The government expects cost to be awarded to it by Cheryl Grant-Bethell, who recently lost her bid to have the court overturn a decision to overlook her as the deputy director of public prosecutions (DPP), according to Prime Minister Hubert Ingraham.

Supreme Court Senior Justice Jon Isaacs explained that no order was made returning Grant-Bethell to the post of deputy DPP, as the attorney general has the constitutional right to decide who prosecutes on his behalf and Grant-Bethell would likely be denied the right to practice before the criminal courts.

Ingraham when responding to the ruling on Saturday said he does not believe the media in general “fairly and accurately characterized the position of the court.”

Prime Minister Hubert Ingraham said, “At the end of the day the party who took the government or the Judicial and Legal Services Commission (JLSC) to court said that they had been transferred to the Law Reform Commission and they should have remained as deputy director of public prosecutions, and should be made the director of public prosecutions, lost.  And [she is] still exactly where [she was] when the case began as a deputy director of the Law Reform Commission.  She’s still there, nothing’s changed.”

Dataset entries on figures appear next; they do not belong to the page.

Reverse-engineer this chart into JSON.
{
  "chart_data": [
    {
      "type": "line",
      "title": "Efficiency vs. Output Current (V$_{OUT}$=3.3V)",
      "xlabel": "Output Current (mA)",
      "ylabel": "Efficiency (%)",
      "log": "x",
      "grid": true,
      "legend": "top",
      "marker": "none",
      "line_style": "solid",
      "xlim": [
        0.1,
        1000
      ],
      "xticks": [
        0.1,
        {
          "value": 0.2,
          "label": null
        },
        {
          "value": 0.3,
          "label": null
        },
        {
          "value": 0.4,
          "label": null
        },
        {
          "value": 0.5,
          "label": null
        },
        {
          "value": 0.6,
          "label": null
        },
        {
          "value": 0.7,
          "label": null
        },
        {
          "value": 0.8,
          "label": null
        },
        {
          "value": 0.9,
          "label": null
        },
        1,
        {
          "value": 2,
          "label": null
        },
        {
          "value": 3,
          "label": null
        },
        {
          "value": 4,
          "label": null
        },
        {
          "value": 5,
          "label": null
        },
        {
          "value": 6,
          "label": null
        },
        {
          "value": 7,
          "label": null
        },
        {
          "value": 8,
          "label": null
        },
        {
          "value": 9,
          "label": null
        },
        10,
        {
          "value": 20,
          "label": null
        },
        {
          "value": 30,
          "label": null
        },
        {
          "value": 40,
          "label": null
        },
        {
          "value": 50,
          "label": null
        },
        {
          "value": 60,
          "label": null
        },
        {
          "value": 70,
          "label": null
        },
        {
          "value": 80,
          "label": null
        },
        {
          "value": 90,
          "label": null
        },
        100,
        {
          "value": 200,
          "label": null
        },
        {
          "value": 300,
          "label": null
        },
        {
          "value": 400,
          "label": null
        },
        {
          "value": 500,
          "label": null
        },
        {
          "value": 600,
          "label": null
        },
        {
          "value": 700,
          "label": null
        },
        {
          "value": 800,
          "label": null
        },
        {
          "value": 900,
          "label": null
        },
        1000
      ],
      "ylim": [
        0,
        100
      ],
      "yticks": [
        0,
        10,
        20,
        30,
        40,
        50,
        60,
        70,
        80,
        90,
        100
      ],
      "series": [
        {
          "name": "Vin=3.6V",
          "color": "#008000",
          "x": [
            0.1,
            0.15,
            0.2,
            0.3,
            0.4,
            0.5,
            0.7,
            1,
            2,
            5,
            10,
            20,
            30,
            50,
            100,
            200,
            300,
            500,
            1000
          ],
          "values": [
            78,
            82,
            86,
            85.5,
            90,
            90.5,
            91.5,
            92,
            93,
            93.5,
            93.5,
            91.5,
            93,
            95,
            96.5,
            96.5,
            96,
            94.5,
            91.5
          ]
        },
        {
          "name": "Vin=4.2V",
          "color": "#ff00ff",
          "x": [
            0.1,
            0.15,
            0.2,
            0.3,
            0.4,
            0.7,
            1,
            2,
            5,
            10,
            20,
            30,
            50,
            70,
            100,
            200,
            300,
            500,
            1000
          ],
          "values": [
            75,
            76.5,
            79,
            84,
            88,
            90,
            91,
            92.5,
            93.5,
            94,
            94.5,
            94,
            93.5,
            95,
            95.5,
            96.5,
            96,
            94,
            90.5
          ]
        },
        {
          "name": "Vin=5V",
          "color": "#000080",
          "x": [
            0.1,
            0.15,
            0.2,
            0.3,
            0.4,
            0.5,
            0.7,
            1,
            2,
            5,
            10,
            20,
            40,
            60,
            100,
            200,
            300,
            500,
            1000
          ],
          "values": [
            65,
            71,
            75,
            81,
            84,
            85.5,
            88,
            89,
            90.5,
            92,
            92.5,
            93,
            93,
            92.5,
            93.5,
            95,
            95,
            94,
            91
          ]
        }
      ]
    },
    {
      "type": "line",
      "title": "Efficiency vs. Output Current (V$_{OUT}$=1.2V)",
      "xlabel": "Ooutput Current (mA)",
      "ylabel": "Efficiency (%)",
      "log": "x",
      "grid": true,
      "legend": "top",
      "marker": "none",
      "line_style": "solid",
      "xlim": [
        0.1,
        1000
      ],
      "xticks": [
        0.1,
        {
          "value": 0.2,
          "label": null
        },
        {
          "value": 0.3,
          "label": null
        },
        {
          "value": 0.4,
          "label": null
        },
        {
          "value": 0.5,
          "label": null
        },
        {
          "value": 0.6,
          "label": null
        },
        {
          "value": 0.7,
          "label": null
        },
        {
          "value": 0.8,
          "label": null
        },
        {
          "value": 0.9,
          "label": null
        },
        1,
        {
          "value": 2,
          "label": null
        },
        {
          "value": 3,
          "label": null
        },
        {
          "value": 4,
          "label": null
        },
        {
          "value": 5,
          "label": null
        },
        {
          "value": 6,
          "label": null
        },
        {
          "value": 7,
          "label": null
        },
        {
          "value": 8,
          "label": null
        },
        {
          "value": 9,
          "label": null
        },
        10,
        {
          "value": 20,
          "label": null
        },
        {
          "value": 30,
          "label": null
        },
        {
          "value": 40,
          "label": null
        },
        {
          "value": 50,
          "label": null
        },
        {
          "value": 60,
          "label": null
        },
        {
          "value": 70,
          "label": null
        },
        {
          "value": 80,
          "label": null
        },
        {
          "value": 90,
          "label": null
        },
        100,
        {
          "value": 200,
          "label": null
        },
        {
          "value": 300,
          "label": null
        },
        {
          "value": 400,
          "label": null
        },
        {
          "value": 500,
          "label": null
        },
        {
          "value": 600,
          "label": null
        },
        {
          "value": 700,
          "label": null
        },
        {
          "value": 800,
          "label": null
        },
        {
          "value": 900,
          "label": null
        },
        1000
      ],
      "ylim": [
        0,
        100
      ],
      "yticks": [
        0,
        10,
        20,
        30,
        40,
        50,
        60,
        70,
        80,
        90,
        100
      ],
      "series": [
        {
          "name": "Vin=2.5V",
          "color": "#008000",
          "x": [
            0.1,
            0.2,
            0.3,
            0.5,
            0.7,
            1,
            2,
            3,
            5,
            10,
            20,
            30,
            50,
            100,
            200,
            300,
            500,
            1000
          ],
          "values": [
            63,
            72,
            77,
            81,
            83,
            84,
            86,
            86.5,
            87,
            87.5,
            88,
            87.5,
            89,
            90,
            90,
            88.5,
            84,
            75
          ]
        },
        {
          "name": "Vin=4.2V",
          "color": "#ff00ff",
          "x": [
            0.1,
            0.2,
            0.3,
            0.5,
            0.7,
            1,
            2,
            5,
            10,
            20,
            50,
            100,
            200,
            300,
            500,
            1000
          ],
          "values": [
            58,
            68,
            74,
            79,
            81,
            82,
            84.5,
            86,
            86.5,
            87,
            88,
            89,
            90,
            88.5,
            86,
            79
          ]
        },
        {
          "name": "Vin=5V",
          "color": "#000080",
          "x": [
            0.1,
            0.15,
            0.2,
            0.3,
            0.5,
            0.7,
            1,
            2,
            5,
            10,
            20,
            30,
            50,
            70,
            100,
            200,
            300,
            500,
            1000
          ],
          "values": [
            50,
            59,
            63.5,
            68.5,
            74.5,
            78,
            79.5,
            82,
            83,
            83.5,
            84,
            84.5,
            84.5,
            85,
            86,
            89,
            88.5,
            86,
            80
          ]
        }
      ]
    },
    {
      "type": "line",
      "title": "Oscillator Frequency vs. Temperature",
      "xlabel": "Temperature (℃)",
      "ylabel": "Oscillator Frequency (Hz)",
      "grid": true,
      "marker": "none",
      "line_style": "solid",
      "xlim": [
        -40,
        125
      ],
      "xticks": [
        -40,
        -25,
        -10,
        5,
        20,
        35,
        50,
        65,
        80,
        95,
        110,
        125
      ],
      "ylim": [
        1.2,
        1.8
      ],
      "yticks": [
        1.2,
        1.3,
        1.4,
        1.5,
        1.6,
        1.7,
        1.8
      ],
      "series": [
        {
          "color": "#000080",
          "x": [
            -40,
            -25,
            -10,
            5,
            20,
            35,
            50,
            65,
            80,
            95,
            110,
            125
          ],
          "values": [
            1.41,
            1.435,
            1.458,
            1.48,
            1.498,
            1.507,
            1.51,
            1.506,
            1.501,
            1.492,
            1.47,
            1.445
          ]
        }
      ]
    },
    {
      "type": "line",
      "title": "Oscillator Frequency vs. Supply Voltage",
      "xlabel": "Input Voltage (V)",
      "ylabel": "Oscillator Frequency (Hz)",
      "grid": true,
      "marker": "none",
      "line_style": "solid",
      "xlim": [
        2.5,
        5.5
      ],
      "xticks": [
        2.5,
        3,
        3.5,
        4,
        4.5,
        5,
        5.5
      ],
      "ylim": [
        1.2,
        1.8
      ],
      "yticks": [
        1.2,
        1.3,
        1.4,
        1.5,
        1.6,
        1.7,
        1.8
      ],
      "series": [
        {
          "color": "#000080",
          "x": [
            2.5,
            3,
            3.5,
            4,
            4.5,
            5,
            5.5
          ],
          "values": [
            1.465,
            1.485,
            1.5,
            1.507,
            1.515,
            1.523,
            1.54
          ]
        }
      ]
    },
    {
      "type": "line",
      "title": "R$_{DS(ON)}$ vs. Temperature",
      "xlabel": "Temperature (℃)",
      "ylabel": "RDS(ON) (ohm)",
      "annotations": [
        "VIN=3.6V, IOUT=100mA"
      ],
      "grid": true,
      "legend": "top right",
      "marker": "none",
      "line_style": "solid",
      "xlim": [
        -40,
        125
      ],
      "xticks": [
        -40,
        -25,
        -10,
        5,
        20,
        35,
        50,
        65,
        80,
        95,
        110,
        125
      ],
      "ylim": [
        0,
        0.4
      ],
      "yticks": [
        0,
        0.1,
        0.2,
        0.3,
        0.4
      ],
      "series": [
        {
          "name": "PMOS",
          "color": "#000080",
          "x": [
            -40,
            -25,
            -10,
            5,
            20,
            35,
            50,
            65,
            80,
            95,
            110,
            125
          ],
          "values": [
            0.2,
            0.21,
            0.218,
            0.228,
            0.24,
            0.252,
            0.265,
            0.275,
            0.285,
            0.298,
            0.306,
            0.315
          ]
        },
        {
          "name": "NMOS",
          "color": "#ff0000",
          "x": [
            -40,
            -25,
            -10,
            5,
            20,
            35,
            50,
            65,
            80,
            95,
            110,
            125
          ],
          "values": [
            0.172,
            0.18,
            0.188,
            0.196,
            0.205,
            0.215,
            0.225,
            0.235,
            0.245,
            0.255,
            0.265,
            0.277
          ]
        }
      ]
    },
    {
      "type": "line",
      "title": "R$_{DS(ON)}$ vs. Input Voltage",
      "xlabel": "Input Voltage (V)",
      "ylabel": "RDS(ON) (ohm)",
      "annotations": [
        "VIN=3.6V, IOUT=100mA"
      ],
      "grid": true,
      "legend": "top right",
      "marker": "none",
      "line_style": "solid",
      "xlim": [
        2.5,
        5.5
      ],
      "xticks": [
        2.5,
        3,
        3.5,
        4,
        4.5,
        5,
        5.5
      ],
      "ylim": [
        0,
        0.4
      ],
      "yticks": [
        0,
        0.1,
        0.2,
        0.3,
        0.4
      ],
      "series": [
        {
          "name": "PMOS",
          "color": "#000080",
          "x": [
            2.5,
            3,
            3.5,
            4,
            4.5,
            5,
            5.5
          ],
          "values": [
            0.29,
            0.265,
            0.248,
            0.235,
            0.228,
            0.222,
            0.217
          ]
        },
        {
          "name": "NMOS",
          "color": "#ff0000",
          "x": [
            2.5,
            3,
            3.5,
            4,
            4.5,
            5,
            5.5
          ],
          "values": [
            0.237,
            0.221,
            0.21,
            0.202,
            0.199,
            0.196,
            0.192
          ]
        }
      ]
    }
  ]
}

During the hearing, it was revealed that the JLSC was about to recommend that Grant-Bethell act as DPP for one year.  However, that recommendation was withdrawn after the commission received an intelligence report that contained damaging allegations about Grant-Bethell from the Security Intelligence Branch (SIB) of the Royal Bahamas Police Force.

The allegations were not disclosed during the judicial review.